Productive
When her colleagues asked Gloria Macapagal Arroyo to please take over leadership of the House of Representatives, former president Noynoy Aquino greeted the event by asking: What could she possibly do in a year?
That was a snide remark thinly disguised as a question so typical of the man who disappointed an entire nation. He assumed everyone else had his work ethic – or lack thereof.
But Gloria Macapagal Arroyo is of a different species. Even if she were reluctant to play a leadership role in an ungovernable House, she threw herself onto the job. The record speaks for itself.
In the year she served as Speaker of the House, the chamber passed 250 bills. Among the priority measures approved by the Lower House were: the Bangsamoro Organic Law, the Security of Tenure Act. The Coconut Farmers Trust Fund Act, the Rice Tariffication Act along with various packages of the Comprehensive Tax Reform Program.
The other major measures passed are the Universal Health Care Act, the Free Tertiary Education Act and the National ID System. Following the administration’s request, the House passed mining, alcohol and tobacco tax increases, reforms in property valuation, capital income and financial taxes along with the tax amnesty program pushed by the Department of Finance. The House promptly passed all the bills highlighted by President Duterte in his last State of the Nation Address.
Unfortunately, the Senate failed to act as expeditiously. Many of the remaining packages of the Comprehensive Tax Reform Program and the excise taxes on alcohol products will be passed on to the incoming Congress.
Arroyo emphasized that all this work was done to push forward President Duterte’s legislative agenda. “My concern has not been on my legacy as Speaker (but) to support President Duterte’s legacy in the year I had as head of this House,” Arroyo said.
Reflecting on her role in the highest echelons of power, Arroyo would like to think her “legacy will center around our country’s fiscal stability after a storm of financial crisis here and abroad.” She looks back with pride at the fact that from the time she was president, fiscal and economic reforms brought down the country’s poverty incidence from 39 percent to 26 percent. The Duterte administration’s economic strategy, anchored on the ambitious infrastructure modernization program aims to bring down poverty incidence to only 14 percent by 2022.
Because of Speaker Arroyo’s sheer stamina for work, her colleagues admitted being under constant pressure to do their best and work very hard. Absenteeism, long the bane of the Lower House, was probably at its lowest during the year Gloria was Speaker. She constantly showed up during committee hearings prepared with her own inputs to the matters at hand. As she did when she was a hands-on president, Arroyo was always on the phone following up work to be done.
Her medical condition notwithstanding, Arroyo probably put in more work than any of her colleagues in the House. This is the reason why the House of Representatives very likely had its most productive year ever.

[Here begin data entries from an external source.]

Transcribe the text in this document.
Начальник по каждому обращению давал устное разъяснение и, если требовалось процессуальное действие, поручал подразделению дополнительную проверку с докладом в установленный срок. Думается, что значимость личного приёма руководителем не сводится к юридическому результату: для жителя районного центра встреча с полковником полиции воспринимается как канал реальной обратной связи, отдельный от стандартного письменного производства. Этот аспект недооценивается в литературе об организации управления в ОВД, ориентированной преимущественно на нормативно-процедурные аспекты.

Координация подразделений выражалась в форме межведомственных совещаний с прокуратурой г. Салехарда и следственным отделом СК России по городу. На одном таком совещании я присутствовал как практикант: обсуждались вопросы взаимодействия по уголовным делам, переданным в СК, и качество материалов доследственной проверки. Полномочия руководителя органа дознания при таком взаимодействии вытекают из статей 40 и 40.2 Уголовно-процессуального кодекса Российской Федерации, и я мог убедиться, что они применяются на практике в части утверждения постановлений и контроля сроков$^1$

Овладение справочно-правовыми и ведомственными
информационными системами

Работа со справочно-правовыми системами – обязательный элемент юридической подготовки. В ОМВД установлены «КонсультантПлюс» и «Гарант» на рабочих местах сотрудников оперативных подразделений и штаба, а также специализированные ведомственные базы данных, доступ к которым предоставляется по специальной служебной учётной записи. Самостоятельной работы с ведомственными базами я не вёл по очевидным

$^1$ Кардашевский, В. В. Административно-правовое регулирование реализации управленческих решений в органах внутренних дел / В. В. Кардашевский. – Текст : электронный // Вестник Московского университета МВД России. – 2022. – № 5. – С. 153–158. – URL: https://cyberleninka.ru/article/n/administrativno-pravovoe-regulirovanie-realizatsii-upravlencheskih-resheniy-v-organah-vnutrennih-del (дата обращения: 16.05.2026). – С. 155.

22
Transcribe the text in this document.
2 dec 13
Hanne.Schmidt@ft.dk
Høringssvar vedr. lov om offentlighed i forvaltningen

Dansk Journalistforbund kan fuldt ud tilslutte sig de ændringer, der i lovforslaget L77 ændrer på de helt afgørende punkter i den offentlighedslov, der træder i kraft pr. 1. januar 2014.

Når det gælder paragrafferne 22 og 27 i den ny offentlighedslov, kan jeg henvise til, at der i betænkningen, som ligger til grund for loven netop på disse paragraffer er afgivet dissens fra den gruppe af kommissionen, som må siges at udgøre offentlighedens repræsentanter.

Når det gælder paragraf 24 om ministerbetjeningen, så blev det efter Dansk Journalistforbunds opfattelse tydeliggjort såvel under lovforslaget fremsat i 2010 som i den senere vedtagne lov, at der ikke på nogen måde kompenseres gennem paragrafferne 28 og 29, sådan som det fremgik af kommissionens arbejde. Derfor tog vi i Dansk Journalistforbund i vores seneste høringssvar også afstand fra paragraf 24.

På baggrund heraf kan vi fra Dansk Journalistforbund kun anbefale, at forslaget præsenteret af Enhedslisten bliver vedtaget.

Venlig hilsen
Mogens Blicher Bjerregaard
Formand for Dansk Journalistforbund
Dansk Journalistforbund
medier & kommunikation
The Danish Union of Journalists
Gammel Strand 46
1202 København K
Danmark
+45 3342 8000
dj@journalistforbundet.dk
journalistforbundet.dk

Whoever succeeds her in the incoming Congress will have a tough benchmark of performance to match.
Apology
No one in the media community seems to agree that broadcaster Erwin Tulfo was within bounds when he went on a violent rant against DSWD Secretary Rolando Bautista during his May 31 radio program. Not one media practitioner stood up in defense of a beleaguered colleague.
That rant, replayed endlessly in social media, deeply troubled the community of men in uniform. Both retired and active service officers posted their condemnation of the Tulfo rant. One found a photo from many years back showing Bautista, then a young Scout Ranger officer, as part of a team that rescued Erwin Tulfo after his speedboat developed trouble near Sulu Island. That photo was worth a thousand words of commentary about the broadcaster’s ability to hold a debt of gratitude.
Former Justice Secretary Vitaliano Aguirre was so troubled by what happened, he wrote an extensive post about his first-hand experiences with the Tulfo brothers. That post was not flattering to this brood that almost habitually stumbles into controversy. Last year then DOT secretary Wanda Tulfo Teo lost her job after a scandal over the agency’s ad placements for a television program hosted by brother Ben Tulfo.
It is probably not coincidence that the AFP decided to recall the Marine escorts of elder brother Ramon Tulfo, presidential special envoy to China. The PNP likewise pulled out security details provided the other Tulfo brothers along with those assigned to Jocelyn, Erwin’s wife, who is an incoming party-list congressperson.
Last week, the PNP firearms unit conveniently discovered that Erwin’s license to own and possess firearms had recently expired. The broadcaster was asked to surrender his firearms to the police for safekeeping until the license is renewed.
Feeling the heat of public opinion and the anger of uniformed personnel, Erwin Tulfo issued two apologies: the first one half-hearted and the second one a thousand times more contrite.
Secretary Bautista, possibly encouraged by the lawyerly view that a good case for slander could be filed, accepted the Tulfo apology with very stringent conditions. The conditions include publication of the apology in mainstream and social media as well as donations to a number of charities.
Sen. Ping Lacson, while emphasizing he agrees with the PMAAA statement chastising the broadcaster, thinks the apology should be fully accepted and the matter put to rest.
A decorated officer, Bautista now has the opportunity to show he is a gentleman as well.